Tasty Eats At Home says
They sound great! I had that happen to me lately with muffins – it's like they were gooey out of the oven, and I didn't like them. But I let them cool completely, and then they were great! Some baked stuff just needs time, I guess!
baking.serendipity says
I love vanilla too, and totally agree with you on the fact that everything tastes better after it's sat for a bit. (Except maybe cookies fresh out of the oven!!) I think it gives the ingredients a little extra time out of the oven to reach their full potential :)
Amanda says
Winnie – I'm still up in the air about coconut oil. I used it in one recipe that was a disaster because you had to mix cold eggs with oil and the oil solidifies in temps under 70 or 72? Haha
Mags, Tami, vanilla – hope you try them, they really were good!

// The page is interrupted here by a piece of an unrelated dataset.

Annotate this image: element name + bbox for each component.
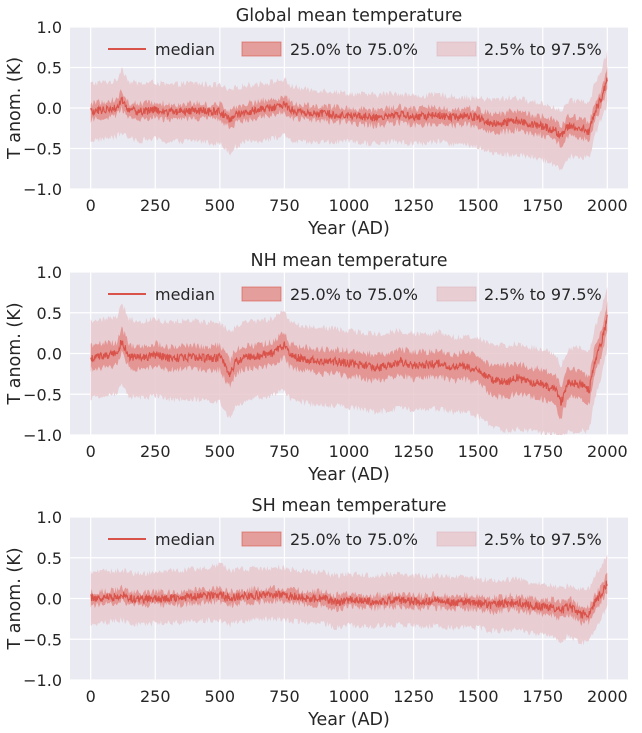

Ingrid – HA HA! I love you Ingrid, you totally crack me up LOL That's how I felt too! They really did end up being good, but I literally spit it out over the sink. It was weird, it didn't taste bad, it just had a dry consistency that just gagged me! I waited till later and the kids were enjoying them, so the next morning I had two for breakfast and they were great. Go figure! lol
Ingrid says
LOL, Amanda I have mixed feeling about these. At first I was vanilla, yum! Then I was raisins, ew. I decided to ignore your raisin comment because I can just leave them out but then you said these were "spit 'em out" not good. THEN you leave me with leave 'em for the next day and YOU LOVED 'EM! My head is spinning can you just pass me one already. :)
~ingrid
vanillasugar says
wow, now that sounds like a good flavor-combo. i have to try this!!
Tami says
I'm sure that I would love these, I'm a zucchini lover from way back. hahaha!
Mags says
You know I'm a muffin freak so of course I'm going to have to give these a try. Hubby brought home two big zucchinis from work today.
Winnie says
Love that you used coconut oil- I use it all the time for baking (and feel it's preferable health-wise to canola). I'm glad you gave them a second chance…I think they look delicious!